Osteoarthritis (OA), the degradation of articular cartilage tissue which lines joints, affects 30 million adults in the United States. There are few effective treatment options for OA; however, stem-cell-based therapy is a promising emerging treatment as stem cells can form new healthy cartilage. The use of chemical growth factors and anti-inflammatory compounds, as well as the co-culture of stem cells with native cartilage cells can enhance cartilage formation and promote the production of critical structural proteins such as glycosaminoglycans (GAG) and collagen. However, the optimum combination of these factors is unknown. Thus, this work investigated the combined roles of the growth factor dexamethasone, the anti-inflammatory compound alpha-tocopherol, and the ratio of stem cells to cartilage cells in an effort to determine an optimum combination and improve the quality of engineered cartilage tissue.

 

Method

In this work, dexamethasone concentration, alpha-tocopherol concentration, and stem cell percentage were varied using a Box-Behnken fractional factorial design scheme. Following 21 days of cell culture, total collagen, GAG, and DNA were measured for each experimental group to quantify the amount of cartilage-specific proteins produced.
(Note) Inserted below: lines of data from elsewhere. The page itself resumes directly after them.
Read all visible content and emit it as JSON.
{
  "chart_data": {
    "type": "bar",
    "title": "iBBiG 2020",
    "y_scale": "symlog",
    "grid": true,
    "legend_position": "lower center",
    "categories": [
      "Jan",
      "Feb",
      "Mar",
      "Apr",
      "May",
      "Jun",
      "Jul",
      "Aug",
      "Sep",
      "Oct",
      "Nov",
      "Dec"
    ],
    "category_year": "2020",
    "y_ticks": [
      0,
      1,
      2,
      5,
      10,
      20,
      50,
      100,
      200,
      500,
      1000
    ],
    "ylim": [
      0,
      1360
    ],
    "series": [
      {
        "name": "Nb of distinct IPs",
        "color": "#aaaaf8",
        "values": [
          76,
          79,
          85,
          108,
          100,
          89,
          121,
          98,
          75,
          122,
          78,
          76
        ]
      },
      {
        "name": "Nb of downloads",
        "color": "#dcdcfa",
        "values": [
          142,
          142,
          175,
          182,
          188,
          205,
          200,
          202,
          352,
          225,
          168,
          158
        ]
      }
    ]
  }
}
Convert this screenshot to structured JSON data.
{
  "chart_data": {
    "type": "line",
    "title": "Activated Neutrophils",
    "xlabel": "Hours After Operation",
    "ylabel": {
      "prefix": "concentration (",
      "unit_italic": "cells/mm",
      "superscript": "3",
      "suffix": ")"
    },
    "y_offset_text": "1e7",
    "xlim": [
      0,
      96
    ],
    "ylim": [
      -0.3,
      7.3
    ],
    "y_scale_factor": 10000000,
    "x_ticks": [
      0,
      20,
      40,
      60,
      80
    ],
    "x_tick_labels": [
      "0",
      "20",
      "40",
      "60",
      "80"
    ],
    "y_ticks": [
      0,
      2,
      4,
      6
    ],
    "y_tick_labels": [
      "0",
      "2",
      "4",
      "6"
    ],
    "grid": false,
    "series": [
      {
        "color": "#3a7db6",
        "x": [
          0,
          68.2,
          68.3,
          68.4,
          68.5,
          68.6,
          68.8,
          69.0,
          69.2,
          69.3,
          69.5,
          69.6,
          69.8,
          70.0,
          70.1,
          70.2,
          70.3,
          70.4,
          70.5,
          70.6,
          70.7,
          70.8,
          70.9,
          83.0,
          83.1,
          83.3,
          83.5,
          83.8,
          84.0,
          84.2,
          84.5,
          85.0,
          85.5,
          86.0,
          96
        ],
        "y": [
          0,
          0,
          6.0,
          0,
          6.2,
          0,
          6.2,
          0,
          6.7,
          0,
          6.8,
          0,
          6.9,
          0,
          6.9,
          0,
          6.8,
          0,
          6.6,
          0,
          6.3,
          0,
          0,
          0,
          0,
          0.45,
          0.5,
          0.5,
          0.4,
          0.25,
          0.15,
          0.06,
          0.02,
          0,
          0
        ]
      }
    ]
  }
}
Data were analyzed to determine the culture conditions which resulted in the maximum quantity of collagen and GAG as these proteins indicate cartilage formation.

 

Results/implications

The results of this study showed that the highest protein production occurred at low stem cell percentages, low to moderate anti-inflammatory concentrations, and moderate growth factor concentration. These results may be used to improve the production of cartilage for applications in OA treatment.